Le présent accord prévoit de déroger à cette durée maximale quotidienne conformément à l’article L3121-19 du Code du travail et de porter cette durée à 12 heures maximum en cas d’activité accrue ou pour des motifs liés à l’organisation de l’entreprise.

Le temps de repos quotidien est, au minimum, de 11 heures consécutives entre deux journées de travail.

En outre, le temps de travail effectif quotidien ne peut atteindre 6 heures sans que le salarié majeur ne bénéficie d’un temps de pause d’une durée de 20 minutes consécutives (article L.3121-16 du Code du travail). Ce temps de repos est porté à 30 minutes consécutives lorsqu’un salarié mineur réalise un temps de travail effectif quotidien de 4 heures 30 minutes (article L.3162-3 du Code du travail).

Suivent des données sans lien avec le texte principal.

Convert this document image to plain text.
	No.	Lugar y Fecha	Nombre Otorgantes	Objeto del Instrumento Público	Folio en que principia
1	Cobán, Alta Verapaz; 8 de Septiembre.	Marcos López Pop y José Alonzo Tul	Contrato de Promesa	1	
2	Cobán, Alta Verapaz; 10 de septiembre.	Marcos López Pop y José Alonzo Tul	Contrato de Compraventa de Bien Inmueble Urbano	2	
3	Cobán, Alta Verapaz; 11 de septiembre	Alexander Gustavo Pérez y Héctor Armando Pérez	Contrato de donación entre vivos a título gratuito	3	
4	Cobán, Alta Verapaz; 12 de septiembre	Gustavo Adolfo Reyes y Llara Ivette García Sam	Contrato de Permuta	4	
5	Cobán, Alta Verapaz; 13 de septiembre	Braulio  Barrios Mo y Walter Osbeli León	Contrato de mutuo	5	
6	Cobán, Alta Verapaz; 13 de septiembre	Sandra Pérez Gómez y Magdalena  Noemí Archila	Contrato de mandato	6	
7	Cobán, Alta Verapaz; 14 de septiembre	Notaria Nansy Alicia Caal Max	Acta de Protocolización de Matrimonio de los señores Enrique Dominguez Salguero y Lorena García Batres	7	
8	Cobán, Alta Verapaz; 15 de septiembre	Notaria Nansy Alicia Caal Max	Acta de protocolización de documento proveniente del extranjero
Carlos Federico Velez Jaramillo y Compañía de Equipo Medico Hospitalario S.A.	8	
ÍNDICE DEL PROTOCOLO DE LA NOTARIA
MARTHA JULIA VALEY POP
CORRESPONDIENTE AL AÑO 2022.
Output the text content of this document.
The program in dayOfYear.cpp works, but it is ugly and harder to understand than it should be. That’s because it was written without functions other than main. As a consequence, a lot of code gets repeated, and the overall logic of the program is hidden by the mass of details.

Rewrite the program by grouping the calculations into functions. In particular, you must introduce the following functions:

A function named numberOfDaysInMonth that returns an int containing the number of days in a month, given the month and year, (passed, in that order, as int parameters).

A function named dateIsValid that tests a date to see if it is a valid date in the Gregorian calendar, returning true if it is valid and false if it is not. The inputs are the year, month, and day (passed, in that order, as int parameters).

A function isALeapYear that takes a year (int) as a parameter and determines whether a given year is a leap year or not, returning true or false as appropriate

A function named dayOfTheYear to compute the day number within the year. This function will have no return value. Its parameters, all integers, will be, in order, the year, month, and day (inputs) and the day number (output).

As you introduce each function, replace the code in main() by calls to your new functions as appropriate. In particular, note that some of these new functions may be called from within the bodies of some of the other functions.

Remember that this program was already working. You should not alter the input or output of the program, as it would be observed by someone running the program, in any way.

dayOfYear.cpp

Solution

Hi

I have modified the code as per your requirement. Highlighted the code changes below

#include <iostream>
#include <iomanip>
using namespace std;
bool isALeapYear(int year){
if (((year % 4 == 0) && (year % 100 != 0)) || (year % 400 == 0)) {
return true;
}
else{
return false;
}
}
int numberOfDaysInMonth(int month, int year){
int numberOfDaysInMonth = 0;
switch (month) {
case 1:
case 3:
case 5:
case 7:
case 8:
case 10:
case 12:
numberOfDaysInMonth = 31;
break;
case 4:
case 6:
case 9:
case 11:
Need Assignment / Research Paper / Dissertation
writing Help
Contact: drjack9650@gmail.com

2.2. Durée maximale du travail sur douze semaines consécutives

Il est rappelé qu’aux termes :
  • de l’article L.3121-22 du Code du travail, la durée hebdomadaire de travail calculée sur une période quelconque de douze semaines consécutives ne peut dépasser 44 heures ;
  • de l’article 3.15 de la Convention collective nationale des Ouvriers du Bâtiment et de l’article 4.1.6 de la Convention collective nationale des ETAM du Bâtiment, la durée hebdomadaire de travail calculée sur le semestre civil ne peut dépasser 44 heures.
Compte tenu du contexte de l’accord, les parties conviennent ensemble, en application des dispositions de l’article L.3121-23 du Code du travail, de déroger à l’ensemble des dispositions précitées dans le cadre du présent accord en portant la durée maximale hebdomadaire de travail effectif à 46 heures calculée sur une période quelconque de 12 (douze) semaines consécutives.

2.3. Durée maximale absolue de travail

Conformément aux dispositions d’ordre public contenues à l’article L.3121-20 du Code du travail, la durée maximale hebdomadaire de travail est de 48 heures au cours d‘une même semaine.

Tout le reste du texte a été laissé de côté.